In another study examining dry-eye patients and corneal sensitivity, researchers looked at the relationship between the duration and severity of ocular symptoms and sensitivity. Eighty-two patients were classified as having low or normal corneal sensitivity. In the study, the duration of dry-eye symptoms correlated with sensitivity, but both groups reported similar discomfort.
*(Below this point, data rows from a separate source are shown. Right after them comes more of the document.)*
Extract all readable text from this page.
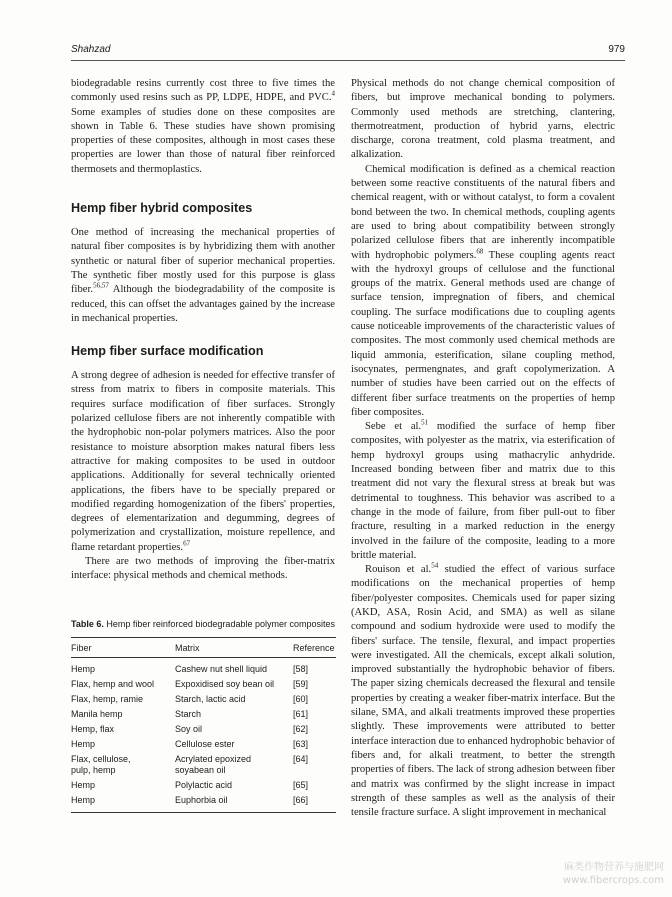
Shahzad	979

biodegradable resins currently cost three to five times the commonly used resins such as PP, LDPE, HDPE, and PVC.$^4$ Some examples of studies done on these composites are shown in Table 6. These studies have shown promising properties of these composites, although in most cases these properties are lower than those of natural fiber reinforced thermosets and thermoplastics.

Hemp fiber hybrid composites

One method of increasing the mechanical properties of natural fiber composites is by hybridizing them with another synthetic or natural fiber of superior mechanical properties. The synthetic fiber mostly used for this purpose is glass fiber.$^{56,57}$ Although the biodegradability of the composite is reduced, this can offset the advantages gained by the increase in mechanical properties.

Hemp fiber surface modification

A strong degree of adhesion is needed for effective transfer of stress from matrix to fibers in composite materials. This requires surface modification of fiber surfaces. Strongly polarized cellulose fibers are not inherently compatible with the hydrophobic non-polar polymers matrices. Also the poor resistance to moisture absorption makes natural fibers less attractive for making composites to be used in outdoor applications. Additionally for several technically oriented applications, the fibers have to be specially prepared or modified regarding homogenization of the fibers' properties, degrees of elementarization and degumming, degrees of polymerization and crystallization, moisture repellence, and flame retardant properties.$^{67}$

There are two methods of improving the fiber-matrix interface: physical methods and chemical methods.

Table 6. Hemp fiber reinforced biodegradable polymer composites
Fiber	Matrix	Reference
Hemp	Cashew nut shell liquid	[58]
Flax, hemp and wool	Expoxidised soy bean oil	[59]
Flax, hemp, ramie	Starch, lactic acid	[60]
Manila hemp	Starch	[61]
Hemp, flax	Soy oil	[62]
Hemp	Cellulose ester	[63]
Flax, cellulose, pulp, hemp	Acrylated epoxized soyabean oil	[64]
Hemp	Polylactic acid	[65]
Hemp	Euphorbia oil	[66]

Physical methods do not change chemical composition of fibers, but improve mechanical bonding to polymers. Commonly used methods are stretching, clantering, thermotreatment, production of hybrid yarns, electric discharge, corona treatment, cold plasma treatment, and alkalization.

Chemical modification is defined as a chemical reaction between some reactive constituents of the natural fibers and chemical reagent, with or without catalyst, to form a covalent bond between the two. In chemical methods, coupling agents are used to bring about compatibility between strongly polarized cellulose fibers that are inherently incompatible with hydrophobic polymers.$^{68}$ These coupling agents react with the hydroxyl groups of cellulose and the functional groups of the matrix. General methods used are change of surface tension, impregnation of fibers, and chemical coupling. The surface modifications due to coupling agents cause noticeable improvements of the characteristic values of composites. The most commonly used chemical methods are liquid ammonia, esterification, silane coupling method, isocynates, permengnates, and graft copolymerization. A number of studies have been carried out on the effects of different fiber surface treatments on the properties of hemp fiber composites.

Sebe et al.$^{51}$ modified the surface of hemp fiber composites, with polyester as the matrix, via esterification of hemp hydroxyl groups using mathacrylic anhydride. Increased bonding between fiber and matrix due to this treatment did not vary the flexural stress at break but was detrimental to toughness. This behavior was ascribed to a change in the mode of failure, from fiber pull-out to fiber fracture, resulting in a marked reduction in the energy involved in the failure of the composite, leading to a more brittle material.

Rouison et al.$^{54}$ studied the effect of various surface modifications on the mechanical properties of hemp fiber/polyester composites. Chemicals used for paper sizing (AKD, ASA, Rosin Acid, and SMA) as well as silane compound and sodium hydroxide were used to modify the fibers' surface. The tensile, flexural, and impact properties were investigated. All the chemicals, except alkali solution, improved substantially the hydrophobic behavior of fibers. The paper sizing chemicals decreased the flexural and tensile properties by creating a weaker fiber-matrix interface. But the silane, SMA, and alkali treatments improved these properties slightly. These improvements were attributed to better interface interaction due to enhanced hydrophobic behavior of fibers and, for alkali treatment, to better the strength properties of fibers. The lack of strong adhesion between fiber and matrix was confirmed by the slight increase in impact strength of these samples as well as the analysis of their tensile fracture surface. A slight improvement in mechanical

麻类作物营养与施肥网
www.fibercrops.com
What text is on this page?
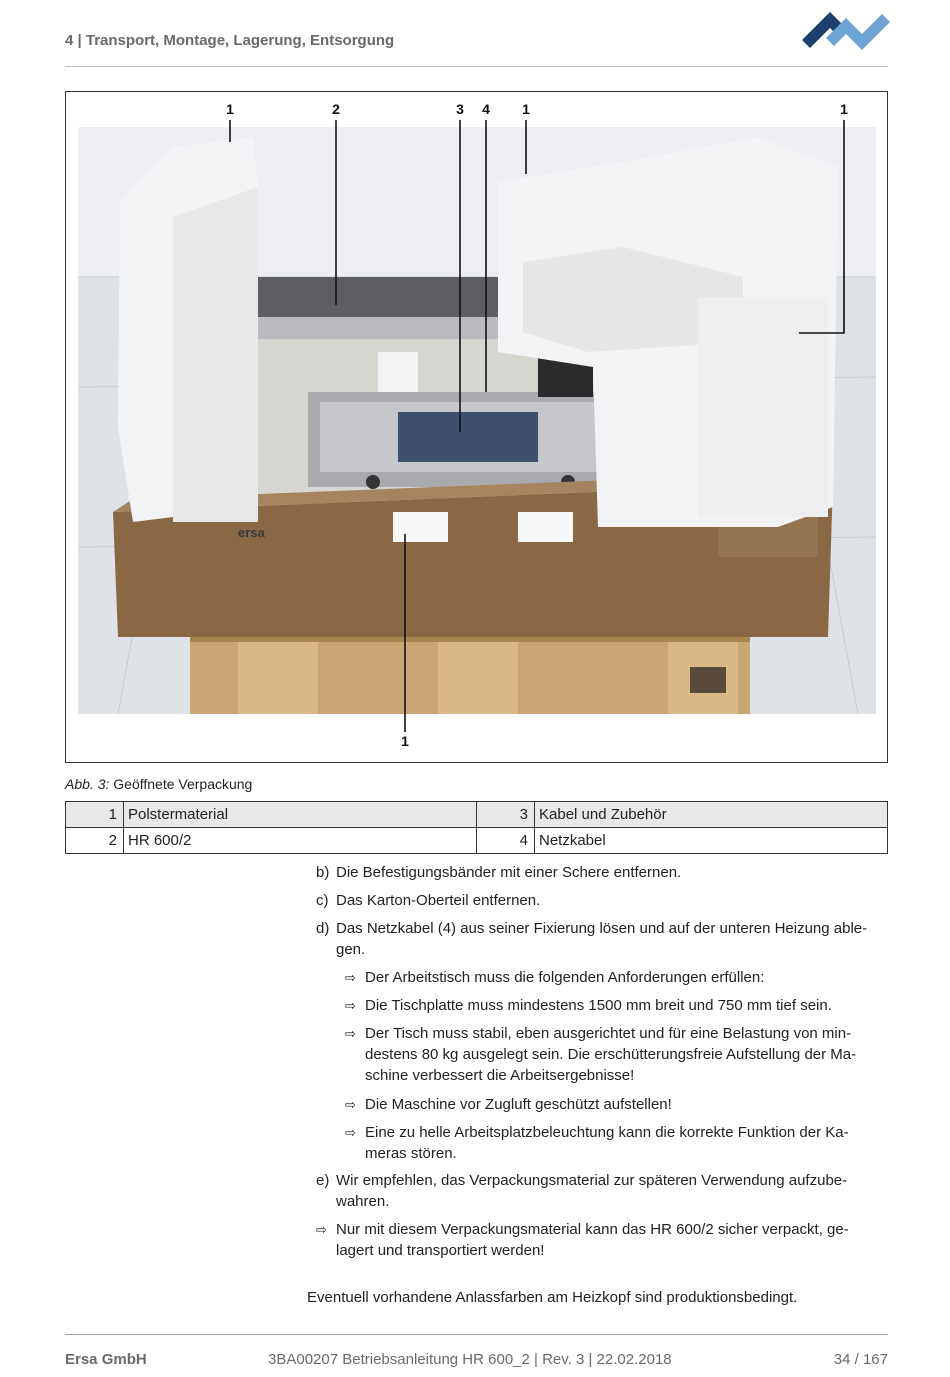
4 | Transport, Montage, Lagerung, Entsorgung
ersa
1	2	3 4 1	1
1
Abb. 3: Geöffnete Verpackung
1	Polstermaterial	3	Kabel und Zubehör
2	HR 600/2	4	Netzkabel
b) Die Befestigungsbänder mit einer Schere entfernen.
c) Das Karton-Oberteil entfernen.
d) Das Netzkabel (4) aus seiner Fixierung lösen und auf der unteren Heizung able-
gen.
⇨ Der Arbeitstisch muss die folgenden Anforderungen erfüllen:
⇨ Die Tischplatte muss mindestens 1500 mm breit und 750 mm tief sein.
⇨ Der Tisch muss stabil, eben ausgerichtet und für eine Belastung von min-
destens 80 kg ausgelegt sein. Die erschütterungsfreie Aufstellung der Ma-
schine verbessert die Arbeitsergebnisse!
⇨ Die Maschine vor Zugluft geschützt aufstellen!
⇨ Eine zu helle Arbeitsplatzbeleuchtung kann die korrekte Funktion der Ka-
meras stören.
e) Wir empfehlen, das Verpackungsmaterial zur späteren Verwendung aufzube-
wahren.
⇨ Nur mit diesem Verpackungsmaterial kann das HR 600/2 sicher verpackt, ge-
lagert und transportiert werden!
Eventuell vorhandene Anlassfarben am Heizkopf sind produktionsbedingt.
Ersa GmbH	3BA00207 Betriebsanleitung HR 600_2 | Rev. 3 | 22.02.2018	34 / 167
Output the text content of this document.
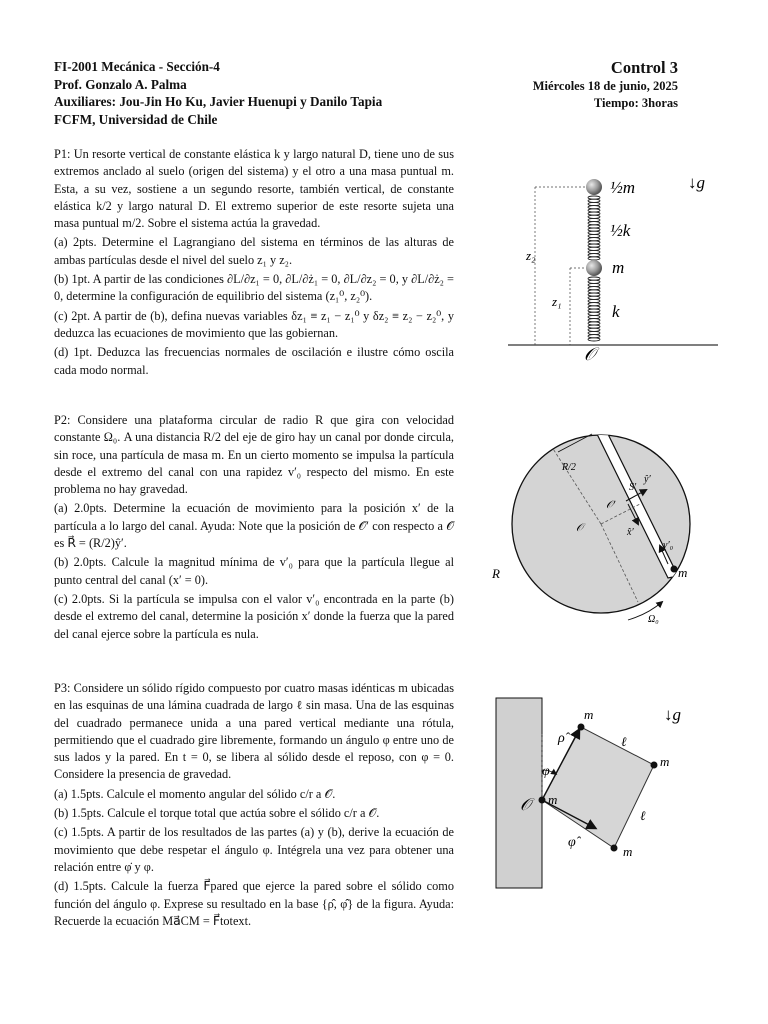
FI-2001 Mecánica - Sección-4
Prof. Gonzalo A. Palma
Auxiliares: Jou-Jin Ho Ku, Javier Huenupi y Danilo Tapia
FCFM, Universidad de Chile
Control 3
Miércoles 18 de junio, 2025
Tiempo: 3horas

P1: Un resorte vertical de constante elástica k y largo natural D, tiene uno de sus extremos anclado al suelo (origen del sistema) y el otro a una masa puntual m. Esta, a su vez, sostiene a un segundo resorte, también vertical, de constante elástica k/2 y largo natural D. El extremo superior de este resorte sujeta una masa puntual m/2. Sobre el sistema actúa la gravedad.

(a) 2pts. Determine el Lagrangiano del sistema en términos de las alturas de ambas partículas desde el nivel del suelo z₁ y z₂.

(b) 1pt. A partir de las condiciones ∂L/∂z₁ = 0, ∂L/∂ż₁ = 0, ∂L/∂z₂ = 0, y ∂L/∂ż₂ = 0, determine la configuración de equilibrio del sistema (z₁⁰, z₂⁰).

(c) 2pt. A partir de (b), defina nuevas variables δz₁ ≡ z₁ − z₁⁰ y δz₂ ≡ z₂ − z₂⁰, y deduzca las ecuaciones de movimiento que las gobiernan.

(d) 1pt. Deduzca las frecuencias normales de oscilación e ilustre cómo oscila cada modo normal.

½m
½k
m
k
z₂
z₁
𝒪
↓g⃗

P2: Considere una plataforma circular de radio R que gira con velocidad constante Ω₀. A una distancia R/2 del eje de giro hay un canal por donde circula, sin roce, una partícula de masa m. En un cierto momento se impulsa la partícula desde el extremo del canal con una rapidez v′₀ respecto del mismo. En este problema no hay gravedad.

(a) 2.0pts. Determine la ecuación de movimiento para la posición x′ de la partícula a lo largo del canal. Ayuda: Note que la posición de 𝒪′ con respecto a 𝒪 es R⃗ = (R/2)ŷ′.

(b) 2.0pts. Calcule la magnitud mínima de v′₀ para que la partícula llegue al punto central del canal (x′ = 0).

(c) 2.0pts. Si la partícula se impulsa con el valor v′₀ encontrada en la parte (b) desde el extremo del canal, determine la posición x′ donde la fuerza que la pared del canal ejerce sobre la partícula es nula.

R/2
S′
ŷ′
𝒪′
𝒪	x̂′
v′₀
m
R
Ω₀

P3: Considere un sólido rígido compuesto por cuatro masas idénticas m ubicadas en las esquinas de una lámina cuadrada de largo ℓ sin masa. Una de las esquinas del cuadrado permanece unida a una pared vertical mediante una rótula, permitiendo que el cuadrado gire libremente, formando un ángulo φ entre uno de sus lados y la pared. En t = 0, se libera al sólido desde el reposo, con φ = 0. Considere la presencia de gravedad.

(a) 1.5pts. Calcule el momento angular del sólido c/r a 𝒪.

(b) 1.5pts. Calcule el torque total que actúa sobre el sólido c/r a 𝒪.

(c) 1.5pts. A partir de los resultados de las partes (a) y (b), derive la ecuación de movimiento que debe respetar el ángulo φ. Intégrela una vez para obtener una relación entre φ̇ y φ.

(d) 1.5pts. Calcule la fuerza F⃗pared que ejerce la pared sobre el sólido como función del ángulo φ. Exprese su resultado en la base {ρ̂, φ̂} de la figura. Ayuda: Recuerde la ecuación Ma⃗CM = F⃗totext.

m
m
m
m
ℓ
ℓ
ρ̂
φ
φ̂
𝒪
↓g⃗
The results suggest that patients with dry eye experience low levels of discomfort when not exposed to an adverse environment, creating a symptom "zone." This zone may be due to altered blink rate and reflex tearing. (Ousler GW, ARVO Abstract #2484, 2003) 

Dr. Abelson, an associate clinical professor of ophthalmology at Harvard Medical School and senior clinical scientist at Schepens Eye Research Institute, consults in ophthalmic pharmaceuticals. Ms. MacDonald and Ms. Humphrey are research associates at Ophthalmic Research Associates in North Andover.